PBoC: concluse operazioni sul peg dello yuan. Per J.P.Morgan AM non è svalutazione competitiva
Dopo la terza svalutazione dello yuan nel giro di tre giorni, la People Bank of China (PBoC) ha reso noto di aver completato l’operazione di allineamento della valuta domestica con i valori di mercato. I mercati sembrano crederci ma la volatilità sul mercato delle valute è destinata ad aumentare, secondo gli analisti di J.P.Morgan AM, man mano che lo yuan sarà più libero di muoversi secondo le forze del mercato.
Nel complesso lo yuan vale circa il 4,7 per cento in meno rispetto all’inizio della settimana. Nonostante anche dopo il primo ribasso la Banca centrale cinese avesse annunciato di non avere intenzione di effettuare nuovi ritocchi della parità tra yuan e dollaro americano, i mercati finanziari sembrano credere alle parole di Zhang Xiaohui, consigliere del governatore della PBoC.
In Europa tutti i listini si muovono in deciso rialzo dopo il forte calo della vigilia, mentre gli analisti si affannano a spiegare le motivazioni che hanno spinto la Banca centrale cinese ad agire. Non si può negare che la svalutazione dello yuan sia legata alla necessità di rilanciare la competitività dell’export della Repubblica popolare, in grande difficoltà negli ultimi mesi. E di puntellare un’economia che, nella transizione dalle esportazioni ai consumi domestici, si trova ad affrontare qualche vuoto d’aria.
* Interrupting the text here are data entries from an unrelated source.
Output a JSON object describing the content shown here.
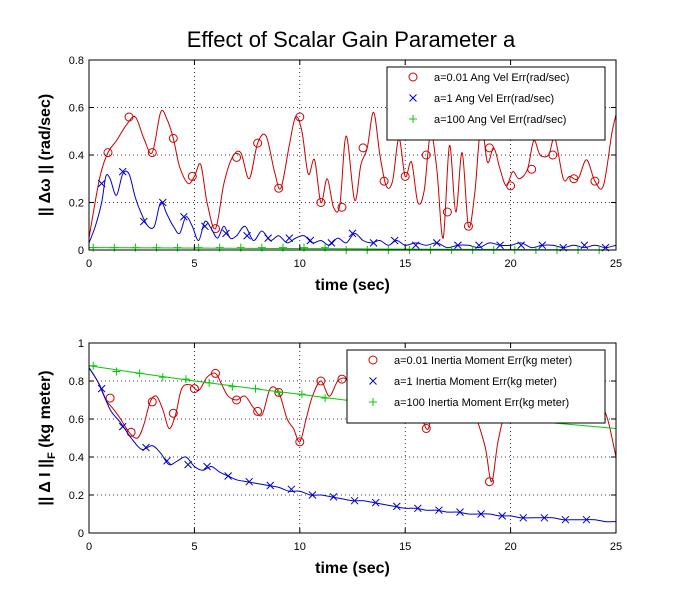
{
  "figure": {
    "title": "Effect of Scalar Gain Parameter a"
  },
  "chart_data": [
    {
      "type": "line",
      "title": "Effect of Scalar Gain Parameter a",
      "xlabel": "time (sec)",
      "ylabel": "|| Δω || (rad/sec)",
      "xlim": [
        0,
        25
      ],
      "ylim": [
        0,
        0.8
      ],
      "xticks": [
        "0",
        "5",
        "10",
        "15",
        "20",
        "25"
      ],
      "yticks": [
        "0",
        "0.2",
        "0.4",
        "0.6",
        "0.8"
      ],
      "grid": true,
      "legend_position": "top-right",
      "series": [
        {
          "name": "a=0.01 Ang Vel Err(rad/sec)",
          "color": "#cc0000",
          "marker": "circle",
          "x": [
            0,
            0.5,
            0.9,
            1.3,
            1.8,
            2.2,
            2.6,
            3.0,
            3.4,
            3.7,
            4.0,
            4.3,
            4.7,
            5.0,
            5.3,
            5.6,
            6.0,
            6.4,
            6.8,
            7.2,
            7.6,
            8.0,
            8.4,
            8.8,
            9.1,
            9.5,
            9.8,
            10.1,
            10.4,
            10.7,
            11.0,
            11.3,
            11.6,
            11.9,
            12.2,
            12.6,
            12.9,
            13.2,
            13.5,
            13.8,
            14.1,
            14.4,
            14.7,
            15.0,
            15.3,
            15.6,
            15.9,
            16.2,
            16.5,
            16.8,
            17.1,
            17.4,
            17.7,
            18.0,
            18.3,
            18.6,
            18.9,
            19.2,
            19.5,
            19.8,
            20.1,
            20.4,
            20.8,
            21.1,
            21.4,
            21.8,
            22.1,
            22.5,
            22.8,
            23.2,
            23.6,
            24.0,
            24.4,
            24.8,
            25.0
          ],
          "y": [
            0.05,
            0.3,
            0.41,
            0.46,
            0.53,
            0.56,
            0.47,
            0.41,
            0.58,
            0.55,
            0.47,
            0.35,
            0.28,
            0.31,
            0.36,
            0.2,
            0.09,
            0.28,
            0.39,
            0.41,
            0.3,
            0.45,
            0.48,
            0.33,
            0.26,
            0.44,
            0.56,
            0.5,
            0.32,
            0.38,
            0.2,
            0.3,
            0.18,
            0.19,
            0.48,
            0.21,
            0.36,
            0.43,
            0.58,
            0.4,
            0.27,
            0.29,
            0.47,
            0.31,
            0.37,
            0.2,
            0.25,
            0.49,
            0.34,
            0.05,
            0.44,
            0.16,
            0.41,
            0.1,
            0.24,
            0.53,
            0.37,
            0.43,
            0.34,
            0.27,
            0.33,
            0.3,
            0.34,
            0.46,
            0.4,
            0.4,
            0.47,
            0.3,
            0.31,
            0.3,
            0.38,
            0.29,
            0.27,
            0.49,
            0.57
          ],
          "marker_x": [
            0.9,
            1.9,
            3.0,
            4.0,
            4.9,
            6.0,
            7.0,
            8.0,
            9.0,
            10.0,
            11.0,
            12.0,
            13.0,
            14.0,
            15.0,
            16.0,
            17.0,
            18.0,
            19.0,
            20.0,
            21.0,
            22.0,
            23.0,
            24.0
          ],
          "marker_y": [
            0.41,
            0.56,
            0.41,
            0.47,
            0.31,
            0.09,
            0.39,
            0.45,
            0.26,
            0.56,
            0.2,
            0.18,
            0.43,
            0.29,
            0.31,
            0.4,
            0.16,
            0.1,
            0.43,
            0.27,
            0.34,
            0.4,
            0.3,
            0.29
          ]
        },
        {
          "name": "a=1 Ang Vel Err(rad/sec)",
          "color": "#0000cc",
          "marker": "x",
          "x": [
            0,
            0.3,
            0.6,
            0.8,
            1.0,
            1.3,
            1.6,
            1.9,
            2.2,
            2.5,
            2.8,
            3.1,
            3.4,
            3.7,
            4.0,
            4.3,
            4.6,
            4.9,
            5.2,
            5.5,
            5.8,
            6.1,
            6.4,
            6.7,
            7.0,
            7.4,
            7.8,
            8.2,
            8.6,
            9.0,
            9.4,
            9.8,
            10.2,
            10.6,
            11.0,
            11.4,
            11.8,
            12.2,
            12.6,
            13.0,
            13.4,
            13.8,
            14.2,
            14.6,
            15.0,
            15.5,
            16.0,
            16.5,
            17.0,
            17.5,
            18.0,
            18.5,
            19.0,
            19.5,
            20.0,
            20.5,
            21.0,
            21.5,
            22.0,
            22.5,
            23.0,
            23.5,
            24.0,
            24.5,
            25.0
          ],
          "y": [
            0.03,
            0.1,
            0.2,
            0.31,
            0.3,
            0.23,
            0.32,
            0.32,
            0.22,
            0.15,
            0.1,
            0.1,
            0.2,
            0.15,
            0.1,
            0.07,
            0.14,
            0.1,
            0.04,
            0.12,
            0.09,
            0.05,
            0.1,
            0.05,
            0.06,
            0.1,
            0.04,
            0.08,
            0.04,
            0.06,
            0.03,
            0.05,
            0.06,
            0.03,
            0.04,
            0.02,
            0.05,
            0.03,
            0.07,
            0.04,
            0.03,
            0.04,
            0.02,
            0.04,
            0.02,
            0.03,
            0.02,
            0.03,
            0.01,
            0.02,
            0.02,
            0.01,
            0.03,
            0.02,
            0.02,
            0.03,
            0.01,
            0.02,
            0.02,
            0.01,
            0.02,
            0.01,
            0.02,
            0.01,
            0.02
          ],
          "marker_x": [
            0.6,
            1.6,
            2.6,
            3.5,
            4.5,
            5.5,
            6.5,
            7.5,
            8.5,
            9.5,
            10.5,
            11.5,
            12.5,
            13.5,
            14.5,
            15.5,
            16.5,
            17.5,
            18.5,
            19.5,
            20.5,
            21.5,
            22.5,
            23.5,
            24.5
          ],
          "marker_y": [
            0.28,
            0.33,
            0.12,
            0.2,
            0.14,
            0.1,
            0.07,
            0.06,
            0.05,
            0.05,
            0.04,
            0.03,
            0.07,
            0.03,
            0.04,
            0.02,
            0.03,
            0.02,
            0.02,
            0.02,
            0.02,
            0.02,
            0.01,
            0.02,
            0.01
          ]
        },
        {
          "name": "a=100 Ang Vel Err(rad/sec)",
          "color": "#00cc00",
          "marker": "plus",
          "x": [
            0,
            25
          ],
          "y": [
            0.01,
            0.0
          ],
          "marker_x": [
            0.2,
            1.2,
            2.2,
            3.2,
            4.2,
            5.2,
            6.2,
            7.2,
            8.2,
            9.2,
            10.2,
            11.2,
            12.2,
            13.2,
            14.2,
            15.2,
            16.2,
            17.2,
            18.2,
            19.2,
            20.2,
            21.2,
            22.2,
            23.2,
            24.2
          ],
          "marker_y": [
            0.01,
            0.01,
            0.01,
            0.01,
            0.01,
            0.01,
            0.01,
            0.01,
            0.01,
            0.01,
            0.01,
            0.01,
            0.0,
            0.0,
            0.0,
            0.0,
            0.0,
            0.0,
            0.0,
            0.0,
            0.0,
            0.0,
            0.0,
            0.0,
            0.0
          ]
        }
      ]
    },
    {
      "type": "line",
      "title": "",
      "xlabel": "time (sec)",
      "ylabel": "|| Δ I ||F (kg meter)",
      "ylabel_main": "|| Δ I ||",
      "ylabel_sub": "F",
      "ylabel_unit": " (kg meter)",
      "xlim": [
        0,
        25
      ],
      "ylim": [
        0,
        1
      ],
      "xticks": [
        "0",
        "5",
        "10",
        "15",
        "20",
        "25"
      ],
      "yticks": [
        "0",
        "0.2",
        "0.4",
        "0.6",
        "0.8",
        "1"
      ],
      "grid": true,
      "legend_position": "top-right",
      "series": [
        {
          "name": "a=0.01 Inertia Moment Err(kg meter)",
          "color": "#cc0000",
          "marker": "circle",
          "x": [
            0,
            0.4,
            0.8,
            1.1,
            1.5,
            1.9,
            2.3,
            2.6,
            2.9,
            3.2,
            3.5,
            3.8,
            4.1,
            4.4,
            4.8,
            5.2,
            5.6,
            6.0,
            6.3,
            6.6,
            7.0,
            7.4,
            7.8,
            8.2,
            8.6,
            9.0,
            9.4,
            9.7,
            10.0,
            10.3,
            10.6,
            11.0,
            11.4,
            11.8,
            12.2,
            12.6,
            13.0,
            13.4,
            13.8,
            14.2,
            14.6,
            15.0,
            15.4,
            15.8,
            16.1,
            16.4,
            16.8,
            17.2,
            17.6,
            18.0,
            18.4,
            18.8,
            19.1,
            19.4,
            19.8,
            20.2,
            20.6,
            21.0,
            21.4,
            21.8,
            22.2,
            22.6,
            23.0,
            23.4,
            23.8,
            24.2,
            24.6,
            25.0
          ],
          "y": [
            0.87,
            0.8,
            0.7,
            0.66,
            0.6,
            0.53,
            0.5,
            0.57,
            0.69,
            0.72,
            0.65,
            0.55,
            0.62,
            0.76,
            0.78,
            0.75,
            0.82,
            0.84,
            0.78,
            0.72,
            0.7,
            0.72,
            0.66,
            0.62,
            0.76,
            0.74,
            0.6,
            0.55,
            0.48,
            0.6,
            0.72,
            0.8,
            0.72,
            0.8,
            0.81,
            0.73,
            0.65,
            0.68,
            0.72,
            0.66,
            0.62,
            0.66,
            0.7,
            0.6,
            0.55,
            0.72,
            0.76,
            0.72,
            0.7,
            0.74,
            0.6,
            0.45,
            0.27,
            0.48,
            0.66,
            0.73,
            0.71,
            0.66,
            0.68,
            0.72,
            0.64,
            0.6,
            0.68,
            0.72,
            0.74,
            0.7,
            0.6,
            0.4
          ],
          "marker_x": [
            1.0,
            2.0,
            3.0,
            4.0,
            5.0,
            6.0,
            7.0,
            8.0,
            9.0,
            10.0,
            11.0,
            12.0,
            16.0,
            19.0
          ],
          "marker_y": [
            0.71,
            0.53,
            0.69,
            0.63,
            0.76,
            0.84,
            0.7,
            0.64,
            0.74,
            0.48,
            0.8,
            0.81,
            0.55,
            0.27
          ]
        },
        {
          "name": "a=1 Inertia Moment Err(kg meter)",
          "color": "#0000cc",
          "marker": "x",
          "x": [
            0,
            0.5,
            1.0,
            1.5,
            2.0,
            2.5,
            3.0,
            3.4,
            3.8,
            4.2,
            4.6,
            5.0,
            5.4,
            5.8,
            6.2,
            6.6,
            7.0,
            7.5,
            8.0,
            8.5,
            9.0,
            9.5,
            10.0,
            10.5,
            11.0,
            11.5,
            12.0,
            12.5,
            13.0,
            13.5,
            14.0,
            14.5,
            15.0,
            15.5,
            16.0,
            16.5,
            17.0,
            17.5,
            18.0,
            18.5,
            19.0,
            19.5,
            20.0,
            20.5,
            21.0,
            21.5,
            22.0,
            22.5,
            23.0,
            23.5,
            24.0,
            24.5,
            25.0
          ],
          "y": [
            0.87,
            0.78,
            0.65,
            0.58,
            0.5,
            0.44,
            0.46,
            0.42,
            0.36,
            0.38,
            0.4,
            0.35,
            0.33,
            0.35,
            0.32,
            0.3,
            0.28,
            0.27,
            0.26,
            0.25,
            0.24,
            0.22,
            0.22,
            0.2,
            0.2,
            0.19,
            0.18,
            0.17,
            0.17,
            0.16,
            0.15,
            0.14,
            0.13,
            0.13,
            0.12,
            0.12,
            0.11,
            0.11,
            0.1,
            0.1,
            0.1,
            0.09,
            0.09,
            0.08,
            0.08,
            0.08,
            0.08,
            0.07,
            0.07,
            0.07,
            0.07,
            0.06,
            0.06
          ],
          "marker_x": [
            0.6,
            1.6,
            2.7,
            3.7,
            4.7,
            5.6,
            6.6,
            7.6,
            8.6,
            9.6,
            10.6,
            11.6,
            12.6,
            13.6,
            14.6,
            15.6,
            16.6,
            17.6,
            18.6,
            19.6,
            20.6,
            21.6,
            22.6,
            23.6
          ],
          "marker_y": [
            0.76,
            0.56,
            0.45,
            0.38,
            0.36,
            0.35,
            0.3,
            0.27,
            0.25,
            0.23,
            0.2,
            0.19,
            0.17,
            0.16,
            0.14,
            0.13,
            0.12,
            0.11,
            0.1,
            0.09,
            0.08,
            0.08,
            0.07,
            0.07
          ]
        },
        {
          "name": "a=100 Inertia Moment Err(kg meter)",
          "color": "#00cc00",
          "marker": "plus",
          "x": [
            0,
            5,
            10,
            15,
            20,
            25
          ],
          "y": [
            0.88,
            0.8,
            0.73,
            0.66,
            0.6,
            0.55
          ],
          "marker_x": [
            0.2,
            1.3,
            2.4,
            3.5,
            4.6,
            5.7,
            6.8,
            7.9,
            9.0,
            10.1,
            11.2,
            12.3
          ],
          "marker_y": [
            0.88,
            0.85,
            0.84,
            0.82,
            0.81,
            0.79,
            0.77,
            0.76,
            0.74,
            0.73,
            0.71,
            0.7
          ]
        }
      ]
    }
  ]
}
La manovra del cambio a fini di competitività, tuttavia, è una motivazione secondaria. In tal senso si è espresso ieri il Fondo monetario internazionale: “Il nuovo meccanismo di determinazione della parità centrale del renminbi annunciato dalla PBoC è un passo avanti positivo in quanto dovrebbe permettere alle forze del mercato di avere un ruolo maggiore nel determinare il tasso di cambio”.
Una posizione che vede allineati gli analisti di J.P.Morgan asset management. “Man mano che il mercato dei capitali cinese si sviluppa – commenta Tai Hui, chief market strategist Asia – la PBoC ritiene sia arrivato il momento per il mercato di giocare un ruolo maggiore nella determinazione del tasso di cambio, in maniera da riflettere l’equilibrio tra domanda e offerta. Crediamo che non si tratti di svalutazioni competitive della valuta. In primo luogo perché il beneficio che si ha spingendo le esportazioni in un mondo a bassa crescita è minimo per la stabilizzazione dell’economia cinese. In secondo luogo il rischio è di deprimere ulteriormente il sentiment degli investitori onshore (sul listino di Shanghai) dopo la discesa dei mercati negli ultimi due mesi”.
Le implicazioni per i mercati
“Continuiamo a pensare – spiega Tai Hui – che una svalutazione su larga scala dello yuan farebbe più male che bene all’economia e agli investitori esteri. L’azione della PBoC dovrebbe essere vista come un complemento alla liberalizzazione del mercato dei capitali. Considerata la debolezza dell’economia cinese le politiche monetarie e fiscali stanno diventando più accomodanti. Il governo cinese sa che nella seconda parte dell’anno la crescita verrà guidata più dai consumi interni che da fattori esterni. Visto che non è intenzione della Cina svalutare ancora lo yuan anche la pressione sulle altre valute emergenti dell’area dovrebbe scomparire nel breve termine. Tuttavia, con lo yuan sempre più libero di aggiustarsi secondo le forze del mercato, la volatilità sul mercato valutario è destinata ad aumentare nel lungo periodo”.